A New York federal judge ruled that an insurer waived its right to deny coverage because it failed to send a timely coverage letter to the insured as required under state law.
The case began when a 13-year-old was hired for after school work at the Staten Island Jewish Community Center (the JCC). The boy reported to his mother that an assistant executive director physically and sexually abused the young employees. The executive was arrested, pleaded guilty to three counts of forcible touching, and was sentenced to six years’ probation.
When the executive was arrested and charged in 2006, the JCC notified Trumbull Insurance Company, from which it had purchased a Non Profit Directors and Officers Liability Insurance Policy. However, Trumbull did not acknowledge receipt of the faxed notification for 190 days. Nevertheless, when the boy’s mother filed suit against the JCC two years later, the organization again notified Trumbull and sought coverage under its policy.
This time, Trumbull waited 105 days to reply, and when doing so, denied coverage. The JCC responded to Trumbull’s denial by filing its own suit, seeking a declaration that Trumbull was obligated to defend and indemnify it in the underlying lawsuit.
The policy’s core clause read: “The Company shall pay on behalf of an Insured all Claims, Expenses and Damages that the Insured becomes legally obligated to pay for any Claim(s) first made against the Insured for a Wrongful Act(s) which arise solely out of the discharge of an Individual Insured’s duties on behalf of the Entity.”
U.S. District Court Judge Eric N. Vitaliano found that the language was unambiguous and could only be interpreted so that the underlying lawsuit fell within the scope of coverage. Despite the parties’ debate over whether the executive’s actions occurred in the “discharge of [his] duties,” the court said they clearly did. “[T]he wrongful act does not define the duty: it merely must occur in the course of the insured’s performance of whatever his employment duties are.”
The executive’s wrongful acts “arose solely out of” the discharge of his duties for the JCC, as they occurred during an employment break activity that the abuser required the boys to play during their work day, under his supervision and control, the court explained. The executive “had the ability to force these children to play the game and to suffer the cruel punishment he meted out solely because he held a position of authority over them as their JCC employment supervisor,” the court said.
Once the court determined the underlying suit fell within the parameters of the policy, it turned to New York Insurance Law section 3420(d), which requires that “an insurer shall disclaim liability or deny coverage for…bodily injury arising out of…any other type of accident…it shall give written notice as soon as reasonably possible.”
From the point of view of the JCC, the executive’s actions were an accident, the judge determined. Nothing in the record indicated that the organization knew about or had any reason “to expect or foresee” the abuse until after it happened, making it “unexpected, unusual and unforeseen” from the JCC’s standpoint. Further, the suit involved claims of “bodily injury,” including physical abuse and the emotional distress alleged by the victim.

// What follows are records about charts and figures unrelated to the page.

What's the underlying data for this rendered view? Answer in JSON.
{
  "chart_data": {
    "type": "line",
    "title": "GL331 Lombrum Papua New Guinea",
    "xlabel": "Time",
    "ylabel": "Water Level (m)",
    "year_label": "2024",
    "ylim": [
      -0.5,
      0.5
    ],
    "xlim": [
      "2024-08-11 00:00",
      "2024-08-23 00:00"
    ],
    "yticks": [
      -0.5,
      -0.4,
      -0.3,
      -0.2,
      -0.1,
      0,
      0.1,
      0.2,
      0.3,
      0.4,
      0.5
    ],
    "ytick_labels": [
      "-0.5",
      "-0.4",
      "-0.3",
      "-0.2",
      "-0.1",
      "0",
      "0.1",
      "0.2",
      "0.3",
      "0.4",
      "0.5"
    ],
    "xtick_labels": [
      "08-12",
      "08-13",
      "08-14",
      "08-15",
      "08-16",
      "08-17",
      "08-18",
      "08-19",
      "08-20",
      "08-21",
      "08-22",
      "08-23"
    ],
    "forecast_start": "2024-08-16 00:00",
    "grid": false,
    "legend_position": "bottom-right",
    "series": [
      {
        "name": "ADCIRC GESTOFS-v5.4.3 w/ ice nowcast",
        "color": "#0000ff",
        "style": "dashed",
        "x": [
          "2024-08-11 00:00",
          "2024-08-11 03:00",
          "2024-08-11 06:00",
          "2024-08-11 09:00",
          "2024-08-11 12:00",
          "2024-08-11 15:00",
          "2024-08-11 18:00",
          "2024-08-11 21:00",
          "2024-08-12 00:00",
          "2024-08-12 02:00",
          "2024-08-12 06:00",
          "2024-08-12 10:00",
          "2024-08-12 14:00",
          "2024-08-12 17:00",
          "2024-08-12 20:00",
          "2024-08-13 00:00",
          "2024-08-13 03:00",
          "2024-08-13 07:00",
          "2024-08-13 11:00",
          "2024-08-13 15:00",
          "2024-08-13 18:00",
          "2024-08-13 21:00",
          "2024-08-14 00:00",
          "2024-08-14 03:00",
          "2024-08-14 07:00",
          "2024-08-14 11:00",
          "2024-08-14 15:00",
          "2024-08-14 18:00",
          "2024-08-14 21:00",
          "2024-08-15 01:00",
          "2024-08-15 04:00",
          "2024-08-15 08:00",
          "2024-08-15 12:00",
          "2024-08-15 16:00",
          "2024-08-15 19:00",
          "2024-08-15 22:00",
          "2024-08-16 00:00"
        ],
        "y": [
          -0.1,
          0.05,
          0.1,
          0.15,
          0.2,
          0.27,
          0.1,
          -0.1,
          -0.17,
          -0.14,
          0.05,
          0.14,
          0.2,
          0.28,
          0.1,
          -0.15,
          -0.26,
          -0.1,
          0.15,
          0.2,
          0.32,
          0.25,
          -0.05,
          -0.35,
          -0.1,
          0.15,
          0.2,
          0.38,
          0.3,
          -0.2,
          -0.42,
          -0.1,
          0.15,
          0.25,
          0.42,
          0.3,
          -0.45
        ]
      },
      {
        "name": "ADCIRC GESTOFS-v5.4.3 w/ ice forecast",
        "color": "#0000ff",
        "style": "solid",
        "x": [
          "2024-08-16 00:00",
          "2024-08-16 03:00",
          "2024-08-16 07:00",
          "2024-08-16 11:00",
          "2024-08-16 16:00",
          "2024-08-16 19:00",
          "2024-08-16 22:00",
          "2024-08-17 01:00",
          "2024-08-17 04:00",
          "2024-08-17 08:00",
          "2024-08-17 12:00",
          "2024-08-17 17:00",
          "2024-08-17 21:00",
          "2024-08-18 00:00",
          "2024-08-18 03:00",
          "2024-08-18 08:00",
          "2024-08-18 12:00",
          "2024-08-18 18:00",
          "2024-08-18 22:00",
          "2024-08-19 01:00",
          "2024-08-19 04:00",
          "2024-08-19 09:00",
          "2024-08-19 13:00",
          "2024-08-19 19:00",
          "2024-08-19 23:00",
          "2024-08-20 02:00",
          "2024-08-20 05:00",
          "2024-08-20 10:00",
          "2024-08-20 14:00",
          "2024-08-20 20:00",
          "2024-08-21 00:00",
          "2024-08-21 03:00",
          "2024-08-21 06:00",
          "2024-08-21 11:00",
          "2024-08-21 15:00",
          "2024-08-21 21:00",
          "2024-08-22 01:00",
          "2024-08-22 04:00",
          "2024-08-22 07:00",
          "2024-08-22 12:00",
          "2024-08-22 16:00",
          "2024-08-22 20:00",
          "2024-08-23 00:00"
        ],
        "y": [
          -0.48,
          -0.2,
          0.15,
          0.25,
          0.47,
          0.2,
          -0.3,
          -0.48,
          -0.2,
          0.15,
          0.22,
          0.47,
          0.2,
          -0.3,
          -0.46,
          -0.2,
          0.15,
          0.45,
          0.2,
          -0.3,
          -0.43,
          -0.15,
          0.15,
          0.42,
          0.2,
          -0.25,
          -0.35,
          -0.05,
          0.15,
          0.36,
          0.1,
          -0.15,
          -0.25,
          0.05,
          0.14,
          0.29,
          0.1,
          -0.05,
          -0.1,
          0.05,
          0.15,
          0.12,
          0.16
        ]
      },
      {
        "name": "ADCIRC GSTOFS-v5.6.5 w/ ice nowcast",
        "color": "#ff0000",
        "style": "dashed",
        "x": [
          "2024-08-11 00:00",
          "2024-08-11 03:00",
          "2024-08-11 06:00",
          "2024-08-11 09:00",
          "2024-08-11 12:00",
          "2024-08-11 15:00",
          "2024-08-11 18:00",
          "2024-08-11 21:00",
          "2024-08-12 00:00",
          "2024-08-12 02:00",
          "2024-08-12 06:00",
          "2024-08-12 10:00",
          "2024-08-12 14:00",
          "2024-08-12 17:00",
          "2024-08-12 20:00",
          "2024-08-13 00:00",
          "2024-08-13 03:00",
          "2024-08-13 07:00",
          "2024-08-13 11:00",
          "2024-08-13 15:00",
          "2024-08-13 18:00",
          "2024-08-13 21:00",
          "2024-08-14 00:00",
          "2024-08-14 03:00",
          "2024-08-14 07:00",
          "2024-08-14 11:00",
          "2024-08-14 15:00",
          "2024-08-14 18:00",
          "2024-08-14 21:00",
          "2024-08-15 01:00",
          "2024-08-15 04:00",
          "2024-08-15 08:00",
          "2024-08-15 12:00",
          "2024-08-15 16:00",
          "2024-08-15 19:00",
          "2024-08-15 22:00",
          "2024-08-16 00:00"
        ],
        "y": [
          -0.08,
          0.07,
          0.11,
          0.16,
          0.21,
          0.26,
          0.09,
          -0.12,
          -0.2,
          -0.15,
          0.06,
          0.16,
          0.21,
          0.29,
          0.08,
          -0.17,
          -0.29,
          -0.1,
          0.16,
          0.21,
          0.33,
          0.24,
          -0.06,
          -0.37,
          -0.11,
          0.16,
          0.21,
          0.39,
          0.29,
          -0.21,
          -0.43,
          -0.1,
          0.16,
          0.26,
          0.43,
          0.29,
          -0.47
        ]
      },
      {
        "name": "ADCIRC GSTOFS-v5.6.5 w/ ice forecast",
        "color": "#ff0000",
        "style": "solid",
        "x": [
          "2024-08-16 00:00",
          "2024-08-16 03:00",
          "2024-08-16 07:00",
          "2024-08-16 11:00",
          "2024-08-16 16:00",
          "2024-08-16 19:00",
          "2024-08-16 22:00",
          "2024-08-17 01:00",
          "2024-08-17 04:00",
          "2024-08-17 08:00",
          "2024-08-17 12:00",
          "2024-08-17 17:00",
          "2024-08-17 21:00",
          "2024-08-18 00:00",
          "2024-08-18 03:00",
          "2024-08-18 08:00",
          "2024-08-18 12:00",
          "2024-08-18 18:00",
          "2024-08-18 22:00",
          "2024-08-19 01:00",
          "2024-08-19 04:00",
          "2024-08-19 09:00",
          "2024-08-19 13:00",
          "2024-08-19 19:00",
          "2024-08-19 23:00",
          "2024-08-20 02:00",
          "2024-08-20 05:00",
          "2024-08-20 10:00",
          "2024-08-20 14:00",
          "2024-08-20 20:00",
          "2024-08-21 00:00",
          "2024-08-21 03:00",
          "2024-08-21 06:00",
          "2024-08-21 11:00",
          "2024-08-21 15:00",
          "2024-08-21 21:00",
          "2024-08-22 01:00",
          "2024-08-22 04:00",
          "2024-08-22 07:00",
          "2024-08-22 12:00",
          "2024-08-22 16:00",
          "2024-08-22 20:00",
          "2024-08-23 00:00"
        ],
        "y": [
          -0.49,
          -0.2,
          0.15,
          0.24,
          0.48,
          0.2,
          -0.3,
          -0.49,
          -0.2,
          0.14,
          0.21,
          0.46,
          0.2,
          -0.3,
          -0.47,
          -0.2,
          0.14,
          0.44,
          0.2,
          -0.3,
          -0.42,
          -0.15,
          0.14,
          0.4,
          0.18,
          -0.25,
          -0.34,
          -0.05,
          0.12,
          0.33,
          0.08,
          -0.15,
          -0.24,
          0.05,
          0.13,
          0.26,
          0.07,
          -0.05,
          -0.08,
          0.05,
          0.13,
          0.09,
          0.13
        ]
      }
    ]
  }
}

Therefore, the insurer’s 105-day delay to respond to the JCC after being notified of the underlying suit was unreasonable as a matter of law, the judge concluded. “Trumbull provides no excuse or explanation for this delay,” the court wrote. “The JCC had notified Trumbull of the charges against [the executive] nearly two years before it finally submitted what the insurer had advised would be a ripe claim. The insurer cannot now honestly argue that it needed an additional three and a half months after receiving notification” of the lawsuit to disclaim coverage.
To read the decision in Jewish Community Center of Staten Island v. Trumbull Ins. Co., click here.
Why it matters: Policyholders should be pleased with the decision, which puts insurers in the state of New York on notice that disclaimer of coverage must be timely or it will be waived. Citing other courts that found a 41-day delay in response to an insured was unreasonable, the court found that Trumbull’s 105-day delay – on the heels of more than two years’ advance notice of the executive’s criminal acts – was unreasonable as a matter of law.